His jaw tightened. “That’s not why I’m asking.”
“No? What is your point then?”
“The settlement on the stable would have been at least a quarter million dollars. It would have gone a long way to paying off your debt. But there’s been no record of a settlement in your books. Why?”
“Maybe because there’s been no settlement.”
“You haven’t received a payout?”
“No.”
“Nothing?”
She almost felt like laughing. It must be nerves. “Not even a penny.” She saw his incredulity. “We were insured, but it’s all tied up in litigation.”
He didn’t speak. He didn’t have to. She could see exactly what he was thinking. The rumors were everywhere —in Lexington, in the neighboring farms, at the track. It was whispered that the fire had been purposely set. The Collingsworths had risked cashing in on their bankrupt farm. They were trying to bail out of the business before they were chased out.

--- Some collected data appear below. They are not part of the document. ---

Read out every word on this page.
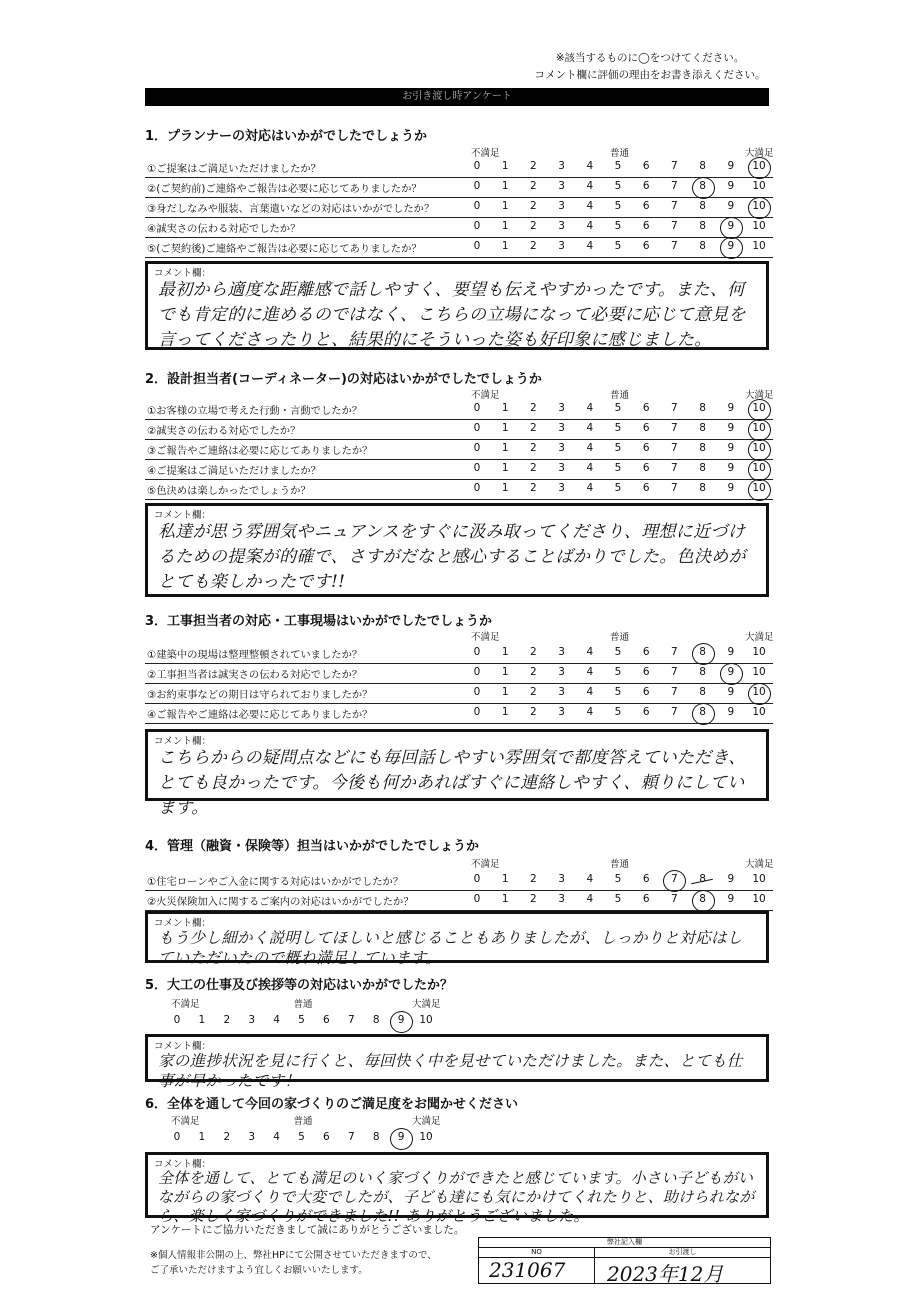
※該当するものに◯をつけてください。
コメント欄に評価の理由をお書き添えください。
お引き渡し時アンケート
1．プランナーの対応はいかがでしたでしょうか
不満足	普通	大満足
①ご提案はご満足いただけましたか？	0	1	2	3	4	5	6	7	8	9	10
②(ご契約前)ご連絡やご報告は必要に応じてありましたか？	0	1	2	3	4	5	6	7	8	9	10
③身だしなみや服装、言葉遣いなどの対応はいかがでしたか？	0	1	2	3	4	5	6	7	8	9	10
④誠実さの伝わる対応でしたか？	0	1	2	3	4	5	6	7	8	9	10
⑤(ご契約後)ご連絡やご報告は必要に応じてありましたか？	0	1	2	3	4	5	6	7	8	9	10
コメント欄：
最初から適度な距離感で話しやすく、要望も伝えやすかったです。また、何でも肯定的に進めるのではなく、こちらの立場になって必要に応じて意見を言ってくださったりと、結果的にそういった姿も好印象に感じました。
2．設計担当者(コーディネーター)の対応はいかがでしたでしょうか
不満足	普通	大満足
①お客様の立場で考えた行動・言動でしたか？	0	1	2	3	4	5	6	7	8	9	10
②誠実さの伝わる対応でしたか？	0	1	2	3	4	5	6	7	8	9	10
③ご報告やご連絡は必要に応じてありましたか？	0	1	2	3	4	5	6	7	8	9	10
④ご提案はご満足いただけましたか？	0	1	2	3	4	5	6	7	8	9	10
⑤色決めは楽しかったでしょうか？	0	1	2	3	4	5	6	7	8	9	10
コメント欄：
私達が思う雰囲気やニュアンスをすぐに汲み取ってくださり、理想に近づけるための提案が的確で、さすがだなと感心することばかりでした。色決めがとても楽しかったです!!
3．工事担当者の対応・工事現場はいかがでしたでしょうか
不満足	普通	大満足
①建築中の現場は整理整頓されていましたか？	0	1	2	3	4	5	6	7	8	9	10
②工事担当者は誠実さの伝わる対応でしたか？	0	1	2	3	4	5	6	7	8	9	10
③お約束事などの期日は守られておりましたか？	0	1	2	3	4	5	6	7	8	9	10
④ご報告やご連絡は必要に応じてありましたか？	0	1	2	3	4	5	6	7	8	9	10
コメント欄：
こちらからの疑問点などにも毎回話しやすい雰囲気で都度答えていただき、とても良かったです。今後も何かあればすぐに連絡しやすく、頼りにしています。
4．管理（融資・保険等）担当はいかがでしたでしょうか
不満足	普通	大満足
①住宅ローンやご入金に関する対応はいかがでしたか？	0	1	2	3	4	5	6	7	8	9	10
②火災保険加入に関するご案内の対応はいかがでしたか？	0	1	2	3	4	5	6	7	8	9	10
コメント欄：
もう少し細かく説明してほしいと感じることもありましたが、しっかりと対応はしていただいたので概ね満足しています。
5．大工の仕事及び挨拶等の対応はいかがでしたか？
不満足	普通	大満足
0	1	2	3	4	5	6	7	8	9	10
コメント欄：
家の進捗状況を見に行くと、毎回快く中を見せていただけました。また、とても仕事が早かったです！
6．全体を通して今回の家づくりのご満足度をお聞かせください
不満足	普通	大満足
0	1	2	3	4	5	6	7	8	9	10
コメント欄：
全体を通して、とても満足のいく家づくりができたと感じています。小さい子どもがいながらの家づくりで大変でしたが、子ども達にも気にかけてくれたりと、助けられながら、楽しく家づくりができました!! ありがとうございました。
アンケートにご協力いただきまして誠にありがとうございました。
※個人情報非公開の上、弊社HPにて公開させていただきますので、
ご了承いただけますよう宜しくお願いいたします。
弊社記入欄
NO	お引渡し
231067 2023年12月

Nothing could be further from the truth.
But Count Galván didn’t care about facts. He’d already formed his own opinion. She saw his horror, felt his disgust. No animal lover could imagine setting one’s stables on fire to enjoy a fat insurance policy, but that was what everyone thought they’d done.
That was what Count Galván thought they’d done.
She left the window and crossed the floor to stand within a foot of him. “The rumors are false.”
“The fire wasn’t deliberately set?”
She’d never forget that night, the heat, the dense, suffocating smoke, the acrid smell. She’d never seen anything like it in her life. The flames had been ungodly. The stable went up in minutes. No time for the fire department to come, no time for anything.